Coming at you today with a middle-grade mystery that I found mildly mediocre. No, I’m not sure what’s up with that alliteration – just go with it.
Aggie Morton Mystery Queen – The Body Under The Piano by Marthe Jocelyn and illustrated by Isabelle Follath
My Edition: Hardcover – 325 pages – 2020 published – Tundra Books – ISBN: 9780735265462
I won a copy of this book from LibraryThing in exchange for my honest review.
Aggie finds herself at the center of attention in her town when she finds a body in her dance studio. The victim is Mrs. Eversham, sister-in-law to Aggie’s dance teacher, Miss Eversham. And the prime suspect? Miss Eversham herself! But Aggie suspects there’s more to be revealed, if only she can find the right clues. She enlists the help of her new friend, Hector Perot, and they must race to gather clues while avoiding the watchful eyes of adults.

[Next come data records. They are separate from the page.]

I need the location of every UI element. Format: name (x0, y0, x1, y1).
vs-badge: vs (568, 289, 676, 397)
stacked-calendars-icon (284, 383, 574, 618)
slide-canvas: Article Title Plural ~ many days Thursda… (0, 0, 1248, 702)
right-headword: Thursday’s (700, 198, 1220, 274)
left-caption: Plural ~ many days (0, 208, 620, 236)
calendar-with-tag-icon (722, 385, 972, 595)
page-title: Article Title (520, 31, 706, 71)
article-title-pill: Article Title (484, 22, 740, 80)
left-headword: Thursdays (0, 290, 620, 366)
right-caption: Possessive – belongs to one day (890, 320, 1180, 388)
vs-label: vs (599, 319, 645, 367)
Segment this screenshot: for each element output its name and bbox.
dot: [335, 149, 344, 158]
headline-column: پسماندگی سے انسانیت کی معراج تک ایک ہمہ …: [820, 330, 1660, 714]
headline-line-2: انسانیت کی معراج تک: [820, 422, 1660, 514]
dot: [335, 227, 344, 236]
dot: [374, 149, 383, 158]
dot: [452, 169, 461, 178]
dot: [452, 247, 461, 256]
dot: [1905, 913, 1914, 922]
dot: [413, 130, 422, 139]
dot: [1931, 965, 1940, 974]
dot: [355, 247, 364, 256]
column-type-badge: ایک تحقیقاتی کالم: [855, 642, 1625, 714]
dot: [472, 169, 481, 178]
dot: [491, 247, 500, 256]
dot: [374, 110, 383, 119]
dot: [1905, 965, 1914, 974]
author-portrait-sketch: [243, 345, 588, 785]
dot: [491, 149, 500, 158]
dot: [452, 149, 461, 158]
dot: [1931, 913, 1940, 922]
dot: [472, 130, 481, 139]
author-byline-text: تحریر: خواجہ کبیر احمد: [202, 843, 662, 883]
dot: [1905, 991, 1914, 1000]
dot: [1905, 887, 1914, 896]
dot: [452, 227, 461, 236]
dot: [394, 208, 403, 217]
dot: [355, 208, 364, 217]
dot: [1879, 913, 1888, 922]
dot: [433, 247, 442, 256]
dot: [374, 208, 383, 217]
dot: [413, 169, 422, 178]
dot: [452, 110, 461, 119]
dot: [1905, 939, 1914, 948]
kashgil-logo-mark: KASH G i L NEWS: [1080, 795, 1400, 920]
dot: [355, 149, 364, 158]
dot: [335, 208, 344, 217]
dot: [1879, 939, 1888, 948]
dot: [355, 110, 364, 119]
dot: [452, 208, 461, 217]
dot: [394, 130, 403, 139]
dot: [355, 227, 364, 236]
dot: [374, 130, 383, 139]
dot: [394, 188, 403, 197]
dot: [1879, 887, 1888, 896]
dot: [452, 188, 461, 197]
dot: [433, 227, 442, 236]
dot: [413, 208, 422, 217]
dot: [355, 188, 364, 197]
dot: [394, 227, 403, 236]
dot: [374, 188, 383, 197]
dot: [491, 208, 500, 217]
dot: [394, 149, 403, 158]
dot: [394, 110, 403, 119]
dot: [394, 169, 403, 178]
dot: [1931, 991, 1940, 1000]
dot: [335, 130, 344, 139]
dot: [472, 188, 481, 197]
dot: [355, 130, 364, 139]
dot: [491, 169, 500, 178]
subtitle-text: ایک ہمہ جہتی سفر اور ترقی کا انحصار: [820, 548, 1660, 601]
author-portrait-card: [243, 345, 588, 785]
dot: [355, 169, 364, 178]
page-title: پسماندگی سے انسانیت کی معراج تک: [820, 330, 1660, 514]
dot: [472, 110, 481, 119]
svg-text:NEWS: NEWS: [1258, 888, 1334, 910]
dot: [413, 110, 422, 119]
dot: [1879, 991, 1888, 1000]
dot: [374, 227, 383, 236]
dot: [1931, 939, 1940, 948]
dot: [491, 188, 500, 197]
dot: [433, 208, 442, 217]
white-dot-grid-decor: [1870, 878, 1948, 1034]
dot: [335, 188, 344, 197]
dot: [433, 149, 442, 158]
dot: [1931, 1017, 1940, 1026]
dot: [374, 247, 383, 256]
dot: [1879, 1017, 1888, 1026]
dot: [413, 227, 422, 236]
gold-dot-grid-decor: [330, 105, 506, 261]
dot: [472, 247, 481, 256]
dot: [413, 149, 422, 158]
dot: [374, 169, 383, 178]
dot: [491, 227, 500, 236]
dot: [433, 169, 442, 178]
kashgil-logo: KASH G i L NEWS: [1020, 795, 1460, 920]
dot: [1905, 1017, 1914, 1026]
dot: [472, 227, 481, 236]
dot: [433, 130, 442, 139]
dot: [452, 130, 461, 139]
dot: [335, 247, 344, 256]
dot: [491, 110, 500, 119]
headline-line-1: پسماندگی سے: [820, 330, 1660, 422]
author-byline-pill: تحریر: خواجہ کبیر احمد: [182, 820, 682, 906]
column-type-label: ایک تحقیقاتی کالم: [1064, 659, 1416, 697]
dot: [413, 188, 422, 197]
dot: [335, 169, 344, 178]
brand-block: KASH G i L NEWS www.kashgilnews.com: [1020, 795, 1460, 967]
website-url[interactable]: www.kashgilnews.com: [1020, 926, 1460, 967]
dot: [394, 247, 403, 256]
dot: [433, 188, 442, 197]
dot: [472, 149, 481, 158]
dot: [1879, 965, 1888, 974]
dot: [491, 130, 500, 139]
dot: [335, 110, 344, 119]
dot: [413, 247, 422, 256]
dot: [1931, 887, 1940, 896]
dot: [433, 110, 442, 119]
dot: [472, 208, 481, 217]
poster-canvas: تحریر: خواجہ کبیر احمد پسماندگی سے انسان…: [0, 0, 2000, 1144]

This is a perfectly adequate MG mystery, but the long and short of it for me is that it simply didn’t meet my expectations. In general, it’s pretty easy for me to love any genre of MG. But when it comes to mysteries and the children solving them, my current gold-standard is the Wells and Wong series by Robin Stevens, and almost tied with it, Nancy Springer’s Enola Holmes series (it’s not tied because I haven’t read it as recently.) Both of these series feature independent female characters with strong development and important themes like prejudice, growing up, friendship, self-discovery, etc. Unfortunately, Aggie Morton just didn’t measure up.
Aggie and Hector are cute, and I appreciate that they’re inspired by Agatha Christie and her famous detective, Hercule Poirot. I also love the overall design of the book and Follath’s illustrations, which will be featured in a future Judging post.
Sadly, Aggie and Hector didn’t really draw me in. They felt a lot younger than Wells and Wong, but I think the characters from both books are around 14. I can’t really pinpoint why Aggie and Hector felt younger; maybe Aggie’s semi-upper-class upbringing lead her to be more sheltered and inexperienced, and that made her feel young? Or Hector’s recent immigration to England and his adjustment to the lifestyle? It also felt like there was a whole lot of talking and thinking, and less doing. Maybe I just needed a bit more action and less tea time.
Despite this book feeling a bit too young for me overall, the ending ramps up the maturity in terms of subject matter once the perpetrator and reasoning is revealed. I still think the book is probably best for those around age 12. But what do I know?
I won’t be continuing the series, if there is one, but this was by no means a bad book. If you know a younger reader who enjoys mysteries, a young Agatha Christie fan, or you’re a MG fan looking for something light and quick, check this one out.